Gempa di Cianjur, BMKG: Tak Perlu Kekuatan Besar Untuk Merusak
Reporter: Auliya Umayna

21 Nov 2022, 17:02:22 WIB PERISTIWA
Gempa di Cianjur, BMKG: Tak Perlu Kekuatan Besar Untuk Merusak

Keterangan Gambar : Sumber: Dok.Net


pinusnews.id Bandung - Badan Meteorologi, Klimatologi, dan Geofisika (BMKG) melaporkan telah terjadi gempa magnitudo (M) 5,6 di Cianjur. Gempa tersebut termasuk kategori gempa dangkal. BMKG juga menjelaskan alasan gempa tersebut bersifat merusak.

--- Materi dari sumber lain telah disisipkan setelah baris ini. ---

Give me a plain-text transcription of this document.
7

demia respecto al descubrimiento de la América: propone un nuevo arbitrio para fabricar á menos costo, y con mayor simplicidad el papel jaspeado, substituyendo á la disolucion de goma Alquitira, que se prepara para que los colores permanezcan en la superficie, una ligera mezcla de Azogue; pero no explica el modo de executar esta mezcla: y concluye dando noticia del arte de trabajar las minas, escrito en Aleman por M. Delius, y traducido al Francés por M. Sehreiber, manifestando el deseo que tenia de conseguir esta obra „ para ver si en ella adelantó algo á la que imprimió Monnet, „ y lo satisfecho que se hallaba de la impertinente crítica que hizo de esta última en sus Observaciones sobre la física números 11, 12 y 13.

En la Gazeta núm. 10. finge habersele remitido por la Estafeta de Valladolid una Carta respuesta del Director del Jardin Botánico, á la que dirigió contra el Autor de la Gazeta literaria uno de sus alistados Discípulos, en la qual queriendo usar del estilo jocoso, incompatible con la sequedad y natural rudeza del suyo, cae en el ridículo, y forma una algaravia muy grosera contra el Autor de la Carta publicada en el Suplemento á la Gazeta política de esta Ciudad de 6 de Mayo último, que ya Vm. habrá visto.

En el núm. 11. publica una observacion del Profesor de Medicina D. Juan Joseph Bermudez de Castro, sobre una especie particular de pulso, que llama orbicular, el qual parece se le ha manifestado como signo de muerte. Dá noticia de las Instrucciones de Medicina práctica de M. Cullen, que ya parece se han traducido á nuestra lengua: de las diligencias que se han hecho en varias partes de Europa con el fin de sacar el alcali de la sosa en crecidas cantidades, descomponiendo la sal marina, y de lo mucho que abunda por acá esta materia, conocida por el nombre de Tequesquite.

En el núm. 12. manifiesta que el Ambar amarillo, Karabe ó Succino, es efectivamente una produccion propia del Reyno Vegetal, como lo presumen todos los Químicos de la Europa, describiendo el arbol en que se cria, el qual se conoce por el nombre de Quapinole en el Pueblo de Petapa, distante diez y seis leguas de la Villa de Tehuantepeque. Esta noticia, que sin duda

Kepala Pusat Gempa Bumi dan Tsunami BMKG, Daryono menjelaskan beberapa wilayah di Jawa Barat seperti Cianjur, termasuk dalam kawasan seismik aktif. Fakta teresebut menjadikan wilayah-wilayah itu memang rawan dan sering terjadi gempa.

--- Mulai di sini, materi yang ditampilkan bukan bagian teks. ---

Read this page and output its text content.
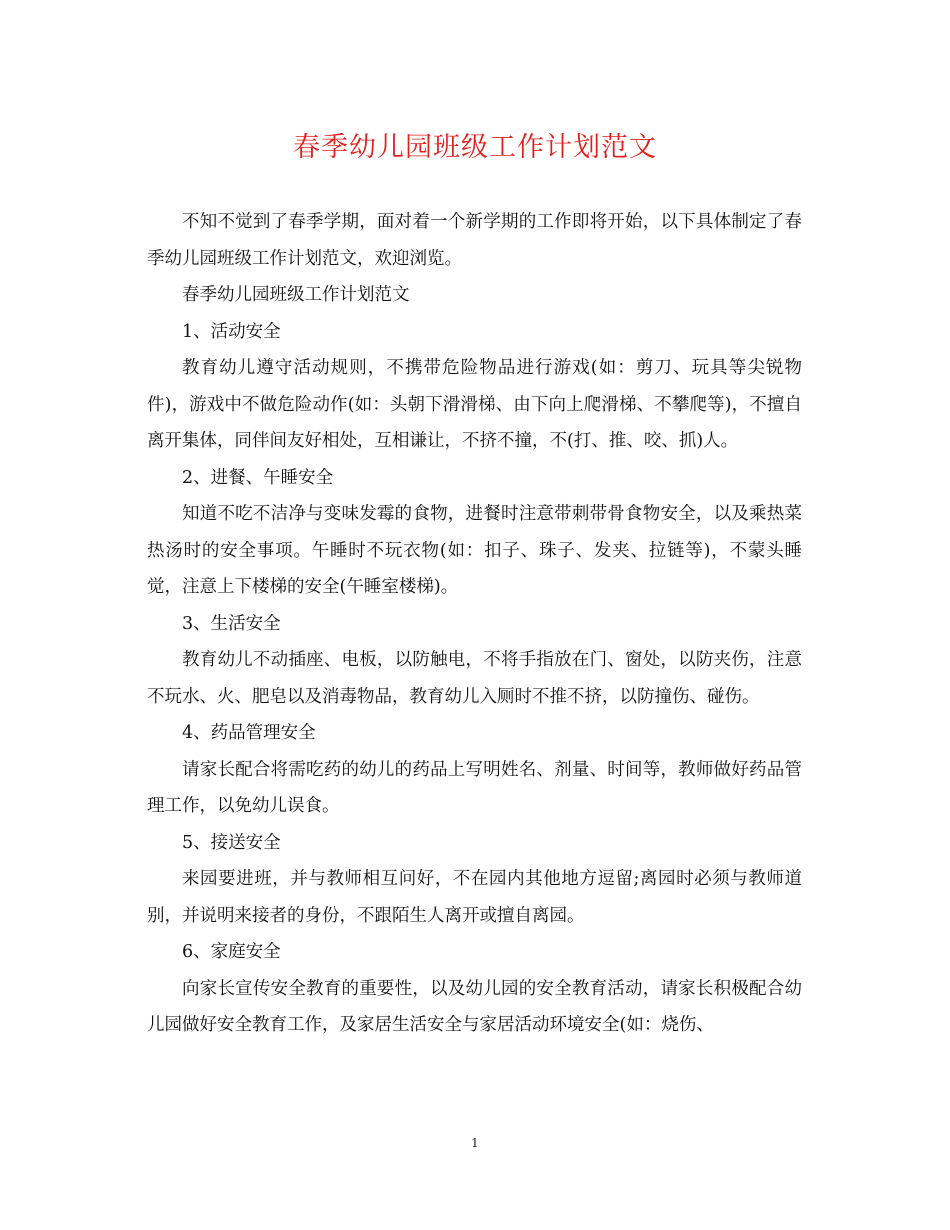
春季幼儿园班级工作计划范文

不知不觉到了春季学期，面对着一个新学期的工作即将开始，以下具体制定了春季幼儿园班级工作计划范文，欢迎浏览。

春季幼儿园班级工作计划范文

1、活动安全

教育幼儿遵守活动规则，不携带危险物品进行游戏(如：剪刀、玩具等尖锐物件)，游戏中不做危险动作(如：头朝下滑滑梯、由下向上爬滑梯、不攀爬等)，不擅自离开集体，同伴间友好相处，互相谦让，不挤不撞，不(打、推、咬、抓)人。

2、进餐、午睡安全

知道不吃不洁净与变味发霉的食物，进餐时注意带刺带骨食物安全，以及乘热菜热汤时的安全事项。午睡时不玩衣物(如：扣子、珠子、发夹、拉链等)，不蒙头睡觉，注意上下楼梯的安全(午睡室楼梯)。

3、生活安全

教育幼儿不动插座、电板，以防触电，不将手指放在门、窗处，以防夹伤，注意不玩水、火、肥皂以及消毒物品，教育幼儿入厕时不推不挤，以防撞伤、碰伤。

4、药品管理安全

请家长配合将需吃药的幼儿的药品上写明姓名、剂量、时间等，教师做好药品管理工作，以免幼儿误食。

5、接送安全

来园要进班，并与教师相互问好，不在园内其他地方逗留;离园时必须与教师道别，并说明来接者的身份，不跟陌生人离开或擅自离园。

6、家庭安全

向家长宣传安全教育的重要性，以及幼儿园的安全教育活动，请家长积极配合幼儿园做好安全教育工作，及家居生活安全与家居活动环境安全(如：烧伤、

1
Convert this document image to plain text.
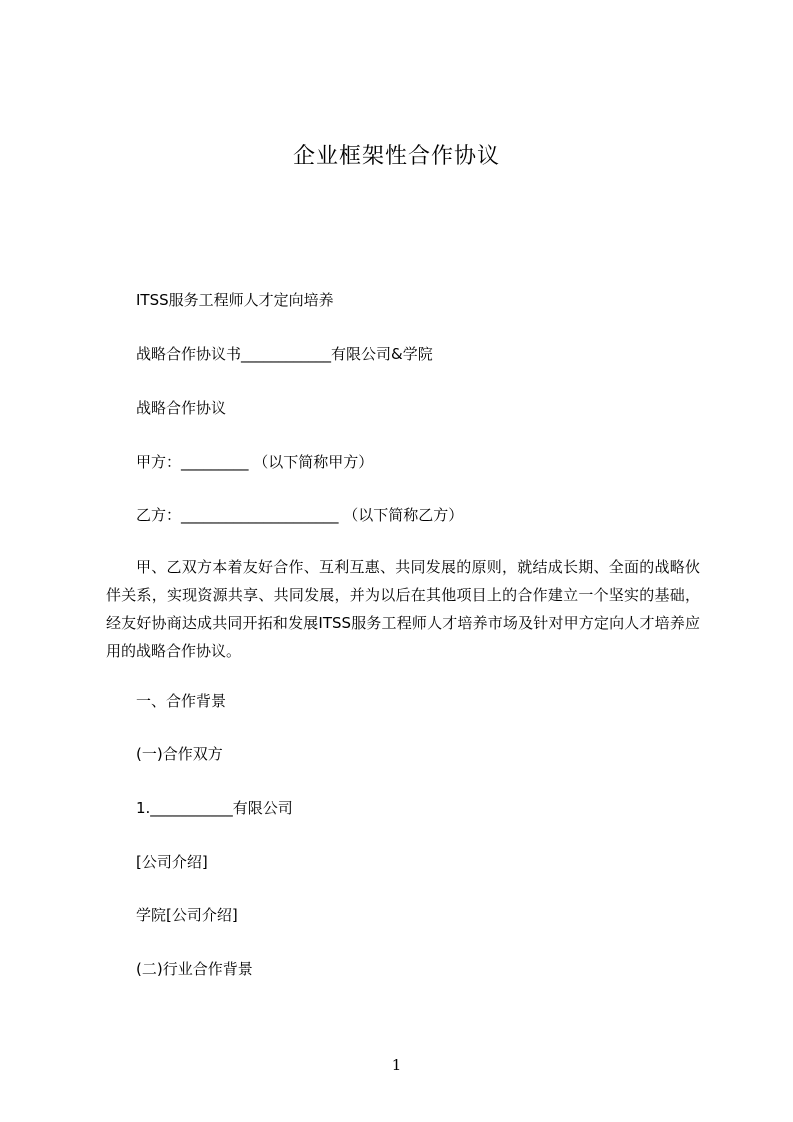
企业框架性合作协议
ITSS服务工程师人才定向培养
战略合作协议书____________有限公司&学院
战略合作协议
甲方：_________ （以下简称甲方）
乙方：_____________________ （以下简称乙方）
甲、乙双方本着友好合作、互利互惠、共同发展的原则，就结成长期、全面的战略伙伴关系，实现资源共享、共同发展，并为以后在其他项目上的合作建立一个坚实的基础，经友好协商达成共同开拓和发展ITSS服务工程师人才培养市场及针对甲方定向人才培养应用的战略合作协议。
一、合作背景
(一)合作双方
1.___________有限公司
[公司介绍]
学院[公司介绍]
(二)行业合作背景
1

"Perlu kita ketahui bahwa wilayah Sukabumi, Cianjur, Lembang, Purwakarta, juga Bandung itu secara tektonik merupakan kawasan seismik aktif dan kompleks, disebut aktif memang kawasan ini sering terjadi gempa," kata Daryono saat konferensi pers via Zoom, Senin (21/11/2022).

Baca Lainnya :

Tak hanya rawan gempa, Daryono menyebut wilayah-wilayah tersebut juga cenderung sering terdampak gempa dangkal. Pasalnya, ia mengatakan bahwa ada beberapa sesar-sesar yang ditemukan di wilayah tersebut.

"Jadi kompleksitas tektonik ini memicu, berpotensi memicu terjadinya gempa kerak dangkal atau shallow crustal earthquake, fakta tektonik semacam ini menjadikan kawasan tersebut menjadi kawasan rawan gempa secara permanen, dan dengan karakteristik gempa kerak dangkal atau shallow crustal earthquake ini," ucapnya.

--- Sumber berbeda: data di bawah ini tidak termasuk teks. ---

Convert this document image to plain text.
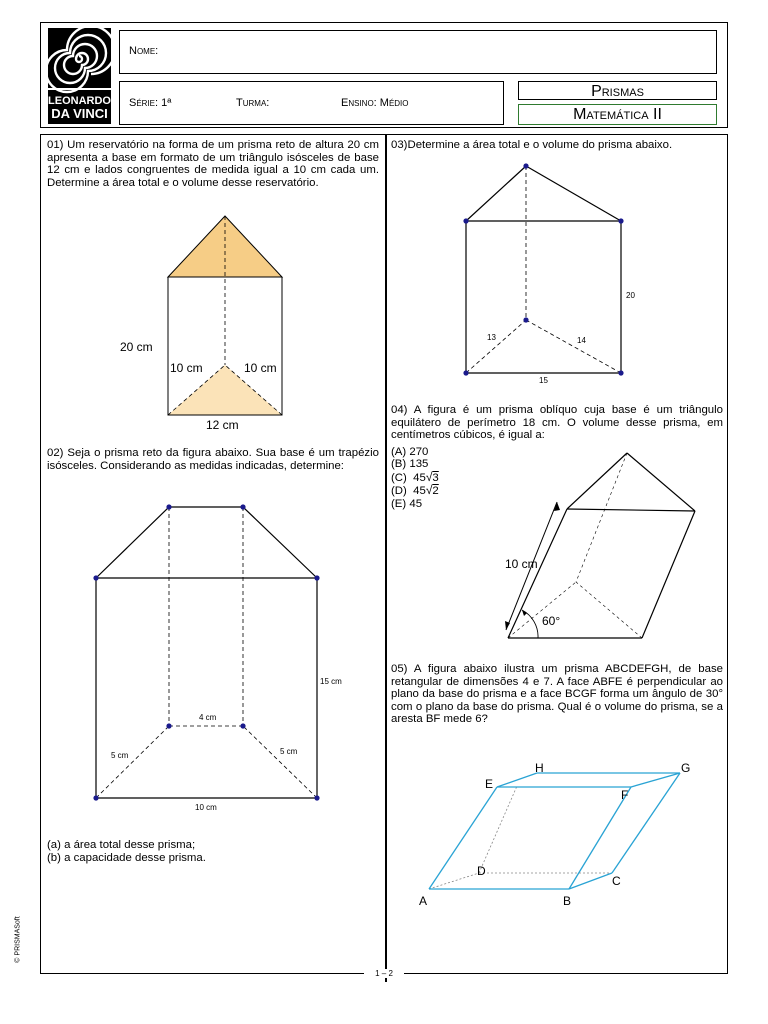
LEONARDO
DA VINCI
Nome:
Série: 1ª	Turma:	Ensino: Médio
Prismas
Matemática II
01) Um reservatório na forma de um prisma reto de altura 20 cm apresenta a base em formato de um triângulo isósceles de base 12 cm e lados congruentes de medida igual a 10 cm cada um. Determine a área total e o volume desse reservatório.
20 cm
10 cm	10 cm
12 cm
02) Seja o prisma reto da figura abaixo. Sua base é um trapézio isósceles. Considerando as medidas indicadas, determine:
4 cm
5 cm	5 cm
10 cm
15 cm
(a) a área total desse prisma;
(b) a capacidade desse prisma.
03)Determine a área total e o volume do prisma abaixo.
20
13	14
15
04) A figura é um prisma oblíquo cuja base é um triângulo equilátero de perímetro 18 cm. O volume desse prisma, em centímetros cúbicos, é igual a:
(A) 270
(B) 135
(C) 45√3
(D) 45√2
(E) 45
10 cm
60°
05) A figura abaixo ilustra um prisma ABCDEFGH, de base retangular de dimensões 4 e 7. A face ABFE é perpendicular ao plano da base do prisma e a face BCGF forma um ângulo de 30° com o plano da base do prisma. Qual é o volume do prisma, se a aresta BF mede 6?
A	B
C
D
E
F
G
H
© PRISMASoft
1 – 2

Karena itulah, Daryono menjelaskan bahwa gempa di Cianjur yang terjadi beberapa saat lalu bersifat merusak. Dia menyebut gempa dangkal dengan kekuatan magnitudo 4-5 bisa merusak secara signifikan.

"Karakteristik gempa kerak dangkal atau shallow crustal earthquake ini, itu gempanya tidak harus berkekuatan besar untuk menimbulkan kerusakan, karena gempanya rata-rata dangkal ya, bisa kurang dari 10 kilometer, bisa kurang dari 15 kilometer, dan itu tidak butuh kekuatan besar misalnya di atas (magnitudo) 7, tapi kekuatan (magnitudo) 4, 5, 6 itu bisa timbulkan kerusakan yang signifikan," jelasnya.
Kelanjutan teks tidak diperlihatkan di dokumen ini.